# High note in Sempre Libera?



## Itullian (Aug 27, 2011)

I noticed while searching youtube that the modern performances always, or almost always, do not take the high note.

What's up with that?
Can't sing it or choose not too.
I like it


----------



## Tsaraslondon (Nov 7, 2013)

If you mean the top Eb, probably a bit of both. It's not written and plenty singers of the past didn't sing it either and some (Ponselle and Tebaldi for instance) transpose the whole thing down.

Personally, I like it, and if the soprano has the note easily, why not?


----------



## Itullian (Aug 27, 2011)

Gheorghiu and Fleming and Netrebko don't.
Who does?


----------



## gardibolt (May 22, 2015)

GregMitchell said:


> If you mean the top Eb, probably a bit of both.

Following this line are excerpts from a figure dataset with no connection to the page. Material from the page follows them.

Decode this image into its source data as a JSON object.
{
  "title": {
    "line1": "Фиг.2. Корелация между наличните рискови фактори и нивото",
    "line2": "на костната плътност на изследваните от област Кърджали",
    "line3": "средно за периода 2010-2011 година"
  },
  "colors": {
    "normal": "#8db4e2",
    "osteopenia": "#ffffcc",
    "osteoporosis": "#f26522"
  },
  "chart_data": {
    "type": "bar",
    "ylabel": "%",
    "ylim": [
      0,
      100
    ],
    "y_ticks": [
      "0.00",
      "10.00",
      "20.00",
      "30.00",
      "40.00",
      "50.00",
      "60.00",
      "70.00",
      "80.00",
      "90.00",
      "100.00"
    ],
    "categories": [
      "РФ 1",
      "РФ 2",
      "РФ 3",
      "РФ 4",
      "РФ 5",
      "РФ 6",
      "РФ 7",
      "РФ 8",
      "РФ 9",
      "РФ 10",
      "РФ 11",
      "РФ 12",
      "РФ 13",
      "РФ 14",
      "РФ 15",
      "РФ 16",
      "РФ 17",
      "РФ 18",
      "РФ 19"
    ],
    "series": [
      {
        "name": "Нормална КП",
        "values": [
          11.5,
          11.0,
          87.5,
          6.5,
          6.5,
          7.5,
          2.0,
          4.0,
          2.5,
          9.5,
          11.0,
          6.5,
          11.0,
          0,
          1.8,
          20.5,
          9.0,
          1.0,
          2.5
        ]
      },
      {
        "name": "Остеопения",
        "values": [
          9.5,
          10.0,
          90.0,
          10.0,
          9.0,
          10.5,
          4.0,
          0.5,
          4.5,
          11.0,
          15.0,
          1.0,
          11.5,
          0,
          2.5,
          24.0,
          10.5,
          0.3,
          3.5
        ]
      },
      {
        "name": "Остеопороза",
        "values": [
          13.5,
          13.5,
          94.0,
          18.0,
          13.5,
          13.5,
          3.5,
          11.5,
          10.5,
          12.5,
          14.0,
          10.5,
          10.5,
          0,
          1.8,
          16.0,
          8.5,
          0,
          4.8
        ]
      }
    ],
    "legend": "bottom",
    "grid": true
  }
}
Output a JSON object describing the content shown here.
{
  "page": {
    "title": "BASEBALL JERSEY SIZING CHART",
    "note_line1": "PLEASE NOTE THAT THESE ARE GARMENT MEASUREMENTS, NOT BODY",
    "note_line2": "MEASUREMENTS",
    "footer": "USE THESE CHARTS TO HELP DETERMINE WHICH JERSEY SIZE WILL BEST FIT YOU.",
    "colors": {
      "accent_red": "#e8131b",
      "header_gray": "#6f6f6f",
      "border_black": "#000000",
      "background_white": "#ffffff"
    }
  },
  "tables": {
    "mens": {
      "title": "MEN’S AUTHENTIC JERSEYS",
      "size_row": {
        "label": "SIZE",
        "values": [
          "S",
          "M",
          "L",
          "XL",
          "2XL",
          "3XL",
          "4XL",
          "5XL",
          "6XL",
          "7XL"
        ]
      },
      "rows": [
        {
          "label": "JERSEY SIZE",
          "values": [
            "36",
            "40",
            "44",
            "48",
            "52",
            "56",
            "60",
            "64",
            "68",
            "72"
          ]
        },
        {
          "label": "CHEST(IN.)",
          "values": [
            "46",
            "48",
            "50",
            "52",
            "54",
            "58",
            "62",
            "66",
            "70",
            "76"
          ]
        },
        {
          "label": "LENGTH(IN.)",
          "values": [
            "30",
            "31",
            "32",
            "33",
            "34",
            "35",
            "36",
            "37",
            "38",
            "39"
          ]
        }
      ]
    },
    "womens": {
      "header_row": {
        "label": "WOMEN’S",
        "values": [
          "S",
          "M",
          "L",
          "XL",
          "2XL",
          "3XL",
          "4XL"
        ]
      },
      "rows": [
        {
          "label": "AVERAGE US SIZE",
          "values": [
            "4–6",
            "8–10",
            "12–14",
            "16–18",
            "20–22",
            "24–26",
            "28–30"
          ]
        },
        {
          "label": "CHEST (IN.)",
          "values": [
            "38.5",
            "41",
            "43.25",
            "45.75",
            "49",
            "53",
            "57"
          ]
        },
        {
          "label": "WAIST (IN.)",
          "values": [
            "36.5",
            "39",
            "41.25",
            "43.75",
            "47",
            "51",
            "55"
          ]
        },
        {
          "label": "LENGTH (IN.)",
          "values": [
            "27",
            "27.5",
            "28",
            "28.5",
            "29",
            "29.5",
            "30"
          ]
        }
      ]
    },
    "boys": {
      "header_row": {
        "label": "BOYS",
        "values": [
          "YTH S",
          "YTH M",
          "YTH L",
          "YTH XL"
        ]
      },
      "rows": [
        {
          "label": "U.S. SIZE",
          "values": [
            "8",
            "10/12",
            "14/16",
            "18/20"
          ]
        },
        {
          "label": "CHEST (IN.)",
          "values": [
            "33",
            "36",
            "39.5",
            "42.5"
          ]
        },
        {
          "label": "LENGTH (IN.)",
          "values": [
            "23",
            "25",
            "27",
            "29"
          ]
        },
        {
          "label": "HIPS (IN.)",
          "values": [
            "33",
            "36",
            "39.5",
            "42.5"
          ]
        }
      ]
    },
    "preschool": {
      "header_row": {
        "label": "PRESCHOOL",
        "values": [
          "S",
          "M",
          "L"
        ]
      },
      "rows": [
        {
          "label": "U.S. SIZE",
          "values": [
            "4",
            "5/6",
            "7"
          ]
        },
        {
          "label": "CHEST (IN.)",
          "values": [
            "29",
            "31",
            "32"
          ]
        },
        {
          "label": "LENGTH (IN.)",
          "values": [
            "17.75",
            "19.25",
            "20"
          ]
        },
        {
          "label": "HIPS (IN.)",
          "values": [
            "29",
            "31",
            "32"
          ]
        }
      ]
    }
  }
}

It's not written and plenty singers of the past didn't sing it either and some (Ponselle and Tebaldi for instance) transpose the whole thing down.
> 
> Personally, I like it, and if the soprano has the note easily, why not?


Well, as Greg notes, the Eb is not in the score (though there are plenty of high Cs), and I think modern singers are as a general rule less likely to take liberties of that kind than ones of days gone by.


----------



## Itullian (Aug 27, 2011)

gardibolt said:


> Well, as Greg notes, the Eb is not in the score (though there are plenty of high Cs), and I think modern singers are as a general rule less likely to take liberties of that kind than ones of days gone by.


One extreme to the other. ugh


----------



## Tsaraslondon (Nov 7, 2013)

I don't know, to be honest. It wasn't a given in the past. Callas, Cotrubas and Sutherland did. De Los Angeles, Freni and Caballe didn't. I don't know who, if anyone, sings it now.


----------



## Itullian (Aug 27, 2011)

Sills did...................


----------



## Pugg (Aug 8, 2014)

Itullian said:


> Sills did...................


And a good one to :tiphat:


----------



## Tsaraslondon (Nov 7, 2013)

Itullian said:


> Sills did...................


Yes, and Sills too. I'm pretty sure Scotto sings it on her first recording. Moffo too.


----------



## schigolch (Jun 26, 2011)

There are many good, or even very good, Traviatas that simply don't have the high E flat. So they sing what Verdi wrote, and in my view this is always the right thing to do.

Having said that, this interpolation is one that is at the same time spectacular singing, and also made for good drama, it's just another step in Violetta's cavalcade to her utter surrender to romantic love.

So, I'm also 100% fine with singing this note, if the performer can really sing it well.

In fact, for the birdy Violettas of the early 20th century, singers like Tetrazzini, Galli-Curci, Pons,.. it was almost a must. You couldn't sing Violetta, without this note. 

In the theater, I remember one huge, incredible one from Edita Gruberova that filled the full house, and menaced to break the walls.


----------



## Tsaraslondon (Nov 7, 2013)

Actually I think you'll find only Scotto sings what Verdi actually wrote in the Muti recording (when he was going through his straight jacketing phase). She resolves to the Ab in the middle of the stave where most sopranos (even the ones who don't sing the Eb in alt) resolve to the Ab above the stave.


----------



## Diminuendo (May 5, 2015)

I love it. Especially when sung by Callas


----------



## Dongiovanni (Jul 30, 2012)

I'd rather have a longer solid lower A flat to end the aria then a squeezed high E flat. Too often I have heard the latter...


----------



## andipacurar (Jun 29, 2017)

Lovely thing this Eb.

Here's a Youtube video with a compilation of singers who did do it.






Enjoy


----------



## Pugg (Aug 8, 2014)

andipacurar said:


> Lovely thing this Eb.
> 
> Here's a Youtube video with a compilation of singers who did do it.
> 
> ...


Nice first post, welcome to Talk Classical by the way.


----------